Sateesh Nori: “This is something that has never happened in the history of New York courts.” Photo by David Hills Photography/ABA Journal
As COVID-19 spread through New York City and shuttered its courthouses in March 2020, Sateesh Nori realized JustFix.nyc could do even more to empower tenants to exercise their rights during the pandemic. Nori had been a longtime board member of the nonprofit organization, which offers a free online tool to help tenants send formal letters to their landlords requesting repairs in their apartments. It also provides tenants with the forms they need to sue their landlords if they refuse to make those repairs.

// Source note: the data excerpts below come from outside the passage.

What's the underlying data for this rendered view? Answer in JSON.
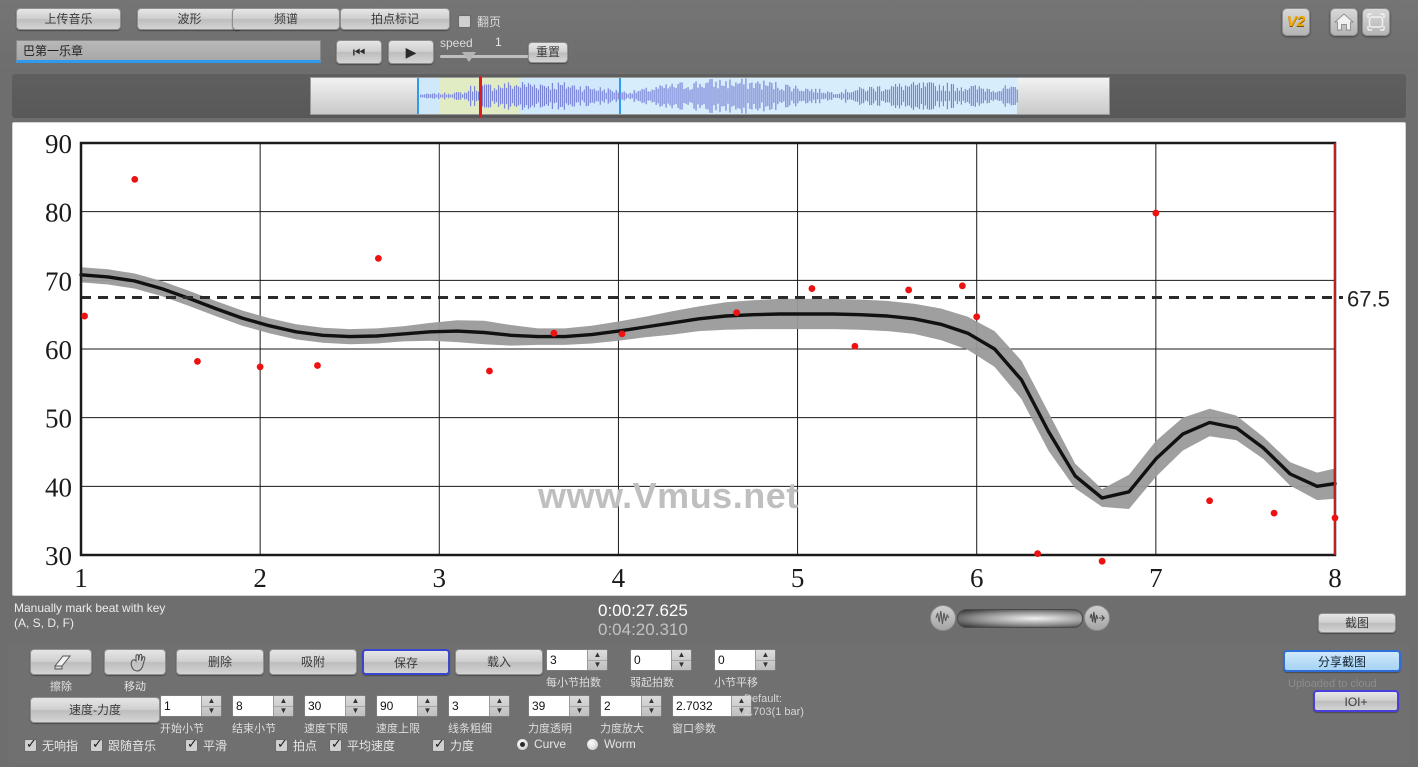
{
  "topbar": {
    "buttons": [
      {
        "id": "upload",
        "label": "上传音乐"
      },
      {
        "id": "waveform",
        "label": "波形"
      },
      {
        "id": "spectrum",
        "label": "频谱"
      },
      {
        "id": "beatmark",
        "label": "拍点标记"
      }
    ],
    "flip_checkbox": {
      "label": "翻页",
      "checked": false
    },
    "track_name": "巴第一乐章",
    "transport": {
      "prev": "⏮",
      "play": "▶"
    },
    "speed": {
      "label": "speed",
      "value": "1"
    },
    "reset_label": "重置",
    "icons": {
      "version": "V2",
      "home": "home-icon",
      "fullscreen": "fullscreen-icon"
    }
  },
  "chart_data": {
    "type": "line",
    "title": "",
    "xlabel": "",
    "ylabel": "",
    "xlim": [
      1,
      8
    ],
    "ylim": [
      30,
      90
    ],
    "xticks": [
      1,
      2,
      3,
      4,
      5,
      6,
      7,
      8
    ],
    "yticks": [
      30,
      40,
      50,
      60,
      70,
      80,
      90
    ],
    "grid": true,
    "mean_line": {
      "value": 67.5,
      "label": "67.5",
      "style": "dashed",
      "color": "#2b2b2b"
    },
    "watermark": "www.Vmus.net",
    "series": [
      {
        "name": "tempo-curve",
        "type": "line",
        "color": "#111111",
        "x": [
          1.0,
          1.15,
          1.3,
          1.45,
          1.6,
          1.75,
          1.9,
          2.05,
          2.2,
          2.35,
          2.5,
          2.65,
          2.8,
          2.95,
          3.1,
          3.25,
          3.4,
          3.55,
          3.7,
          3.85,
          4.0,
          4.15,
          4.3,
          4.45,
          4.6,
          4.75,
          4.9,
          5.05,
          5.2,
          5.35,
          5.5,
          5.65,
          5.8,
          5.95,
          6.1,
          6.25,
          6.4,
          6.55,
          6.7,
          6.85,
          7.0,
          7.15,
          7.3,
          7.45,
          7.6,
          7.75,
          7.9,
          8.0
        ],
        "y": [
          70.8,
          70.5,
          69.9,
          68.8,
          67.4,
          65.9,
          64.5,
          63.4,
          62.5,
          62.0,
          61.8,
          61.9,
          62.2,
          62.5,
          62.6,
          62.4,
          62.0,
          61.8,
          61.8,
          62.1,
          62.6,
          63.2,
          63.8,
          64.4,
          64.8,
          65.0,
          65.1,
          65.1,
          65.1,
          65.0,
          64.8,
          64.4,
          63.6,
          62.3,
          60.0,
          55.5,
          48.0,
          41.5,
          38.3,
          39.2,
          44.0,
          47.6,
          49.3,
          48.5,
          45.6,
          41.8,
          40.0,
          40.4
        ]
      },
      {
        "name": "confidence-band-upper",
        "type": "band",
        "color": "#9a9a9a",
        "y": [
          71.9,
          71.6,
          71.0,
          69.9,
          68.5,
          67.0,
          65.6,
          64.5,
          63.6,
          63.1,
          62.9,
          63.0,
          63.3,
          63.8,
          64.2,
          64.1,
          63.5,
          63.0,
          63.0,
          63.4,
          64.0,
          64.7,
          65.5,
          66.2,
          66.8,
          67.1,
          67.3,
          67.3,
          67.3,
          67.2,
          67.0,
          66.6,
          65.9,
          64.7,
          62.6,
          58.3,
          50.8,
          43.3,
          39.6,
          41.7,
          46.6,
          50.0,
          51.3,
          50.3,
          47.2,
          43.5,
          42.0,
          42.6
        ]
      },
      {
        "name": "confidence-band-lower",
        "type": "band",
        "color": "#9a9a9a",
        "y": [
          69.7,
          69.4,
          68.8,
          67.7,
          66.3,
          64.8,
          63.4,
          62.3,
          61.4,
          60.9,
          60.7,
          60.8,
          61.1,
          61.2,
          61.0,
          60.7,
          60.5,
          60.6,
          60.6,
          60.8,
          61.2,
          61.7,
          62.1,
          62.6,
          62.8,
          62.9,
          62.9,
          62.9,
          62.9,
          62.8,
          62.6,
          62.2,
          61.3,
          59.9,
          57.4,
          52.7,
          45.2,
          39.7,
          37.0,
          36.7,
          41.4,
          45.2,
          47.3,
          46.7,
          44.0,
          40.1,
          38.0,
          38.2
        ]
      }
    ],
    "scatter": {
      "name": "beat-points",
      "color": "#ee1111",
      "points": [
        [
          1.02,
          64.8
        ],
        [
          1.3,
          84.7
        ],
        [
          1.65,
          58.2
        ],
        [
          2.0,
          57.4
        ],
        [
          2.32,
          57.6
        ],
        [
          2.66,
          73.2
        ],
        [
          3.28,
          56.8
        ],
        [
          3.64,
          62.3
        ],
        [
          4.02,
          62.2
        ],
        [
          4.66,
          65.3
        ],
        [
          5.08,
          68.8
        ],
        [
          5.32,
          60.4
        ],
        [
          5.62,
          68.6
        ],
        [
          5.92,
          69.2
        ],
        [
          6.0,
          64.7
        ],
        [
          6.34,
          30.2
        ],
        [
          6.7,
          29.1
        ],
        [
          7.0,
          79.8
        ],
        [
          7.3,
          37.9
        ],
        [
          7.66,
          36.1
        ],
        [
          8.0,
          35.4
        ]
      ]
    }
  },
  "status": {
    "hint_line1": "Manually mark beat with key",
    "hint_line2": "(A, S, D, F)",
    "time_current": "0:00:27.625",
    "time_total": "0:04:20.310",
    "screenshot_label": "截图",
    "volume_icon_left": "waveform-icon",
    "volume_icon_right": "waveform-end-icon"
  },
  "bottom": {
    "tool_buttons": [
      {
        "id": "erase",
        "label": "擦除",
        "icon": "eraser-icon"
      },
      {
        "id": "move",
        "label": "移动",
        "icon": "hand-icon"
      }
    ],
    "action_buttons": [
      {
        "id": "delete",
        "label": "删除"
      },
      {
        "id": "snap",
        "label": "吸附"
      },
      {
        "id": "save",
        "label": "保存",
        "highlight": true
      },
      {
        "id": "load",
        "label": "载入"
      }
    ],
    "mode_button": {
      "id": "tempo-dynamics",
      "label": "速度-力度"
    },
    "spinners_row1": [
      {
        "id": "beats-per-bar",
        "value": "3",
        "label": "每小节拍数"
      },
      {
        "id": "pickup-beats",
        "value": "0",
        "label": "弱起拍数"
      },
      {
        "id": "bar-shift",
        "value": "0",
        "label": "小节平移"
      }
    ],
    "spinners_row2": [
      {
        "id": "start-bar",
        "value": "1",
        "label": "开始小节"
      },
      {
        "id": "end-bar",
        "value": "8",
        "label": "结束小节"
      },
      {
        "id": "tempo-min",
        "value": "30",
        "label": "速度下限"
      },
      {
        "id": "tempo-max",
        "value": "90",
        "label": "速度上限"
      },
      {
        "id": "line-width",
        "value": "3",
        "label": "线条粗细"
      },
      {
        "id": "dynamics-alpha",
        "value": "39",
        "label": "力度透明"
      },
      {
        "id": "dynamics-scale",
        "value": "2",
        "label": "力度放大"
      },
      {
        "id": "window-param",
        "value": "2.7032",
        "label": "窗口参数"
      }
    ],
    "default_note_line1": "Default:",
    "default_note_line2": "2.703(1 bar)",
    "checkboxes": [
      {
        "id": "no-snap-finger",
        "label": "无响指",
        "checked": true
      },
      {
        "id": "follow-music",
        "label": "跟随音乐",
        "checked": true
      },
      {
        "id": "smooth",
        "label": "平滑",
        "checked": true
      },
      {
        "id": "beats",
        "label": "拍点",
        "checked": true
      },
      {
        "id": "average-tempo",
        "label": "平均速度",
        "checked": true
      },
      {
        "id": "dynamics",
        "label": "力度",
        "checked": true
      }
    ],
    "radios": [
      {
        "id": "curve",
        "label": "Curve",
        "selected": true
      },
      {
        "id": "worm",
        "label": "Worm",
        "selected": false
      }
    ],
    "share_button": "分享截图",
    "cloud_note": "Uploaded to cloud",
    "ioi_button": "IOI+"
  }
}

“He was the very first person to call me and say, ‘The courts are going to go virtual’ and, ‘This is an opportunity for JustFix to step up and step in to help with what is really a necessary digital transformation of New York City Housing Court,’” says Georges Clement, the co-founder and executive director of JustFix.nyc.
While the state implemented an eviction moratorium, Nori, 45, the attorney-in-charge of the Legal Aid Society Queens office, worked with the supervising judge of New York City Housing Court to permit tenants to start lawsuits through JustFix via their smartphones or computers. These matters can be brought over the loss of gas or heat or because of harassment or threats from a landlord. Once emergency cases are approved, they are heard virtually by a judge.
“This is something that has never happened in the history of New York courts,” Nori says. “Hundreds of these cases have been filed since April, and I think it is going to open the door for this type of thing to be the norm going forward.”
Nori, who was born in India and immigrated to New York with his parents as a child, developed an early interest in human rights. After graduating from New York University School of Law in 2001, he began his career as a housing attorney with the Legal Aid Society to “make immediate change in people’s lives.”
Each year, more than 200,000 cases are filed in housing court in New York City, and tens of thousands of residents are evicted. Despite the urgency of the situation, Nori realized little was being done to help tenants access the laws available to them.
He discovered JustFix.nyc when it won a grand prize at the 2015 NYC BigApps innovation competition and joined its board six months later. According to its latest impact report, there were more than 275,000 unique visits to JustFix.nyc’s services in 2019, which was four times the number of visits the previous year.
“There is a tendency for lawyers to be conservative and pick a path and just put their noses down,” Nori says. “I’ve always found in a place like New York, there are so many opportunities. If you think outside the box, you can really make positive change.”
Clement agrees that Nori has been a critical part of JustFix.nyc’s work because he isn’t afraid of risk or innovation. “Sateesh is a dreamer,” Clement says. “He is constantly thinking about what new things could exist to help the most vulnerable populations in New York City that he works day in and day out to support. He is deeply disturbed by the status quo and wants new ways to address problems.”
That was one of the reasons he joined JustFix. It also guides his work with the Legal Aid Society, where he is the first Asian American attorney-in-charge and manages about 85 people, including nearly three dozen attorneys. Additionally, he helps tenants outside of the office, serving on the board of Chhaya, a community development corporation that addresses the housing and economic needs of the city’s Indo-Caribbean and South Asian communities, and as a member of the Mayor’s Committee on City Marshals, which screens and selects the individuals who conduct evictions.
He started the Housing Law Externship at his alma mater, where he teaches as an adjunct professor. He has also chaired the New York City Bar Association’s Housing Court Committee and served on the New York City Housing Court Advisory Council.
He expects JustFix.nyc to expand to other cities, particularly as courts are becoming more open to virtual hearings because of COVID-19. He also hopes New York City residents can file other types of cases electronically in the future.
“It’s amazing to see that it took a pandemic to unlock the full potential of this idea that courts are a service and not a place,” says Nori, an avid runner who spent much of the spring shutdown raising his now-9-year-old twins and writing a memoir about being a housing attorney. “The next frontier is opening more avenues for people to assert their rights in various ways, and technology can help open a lot of those doors.”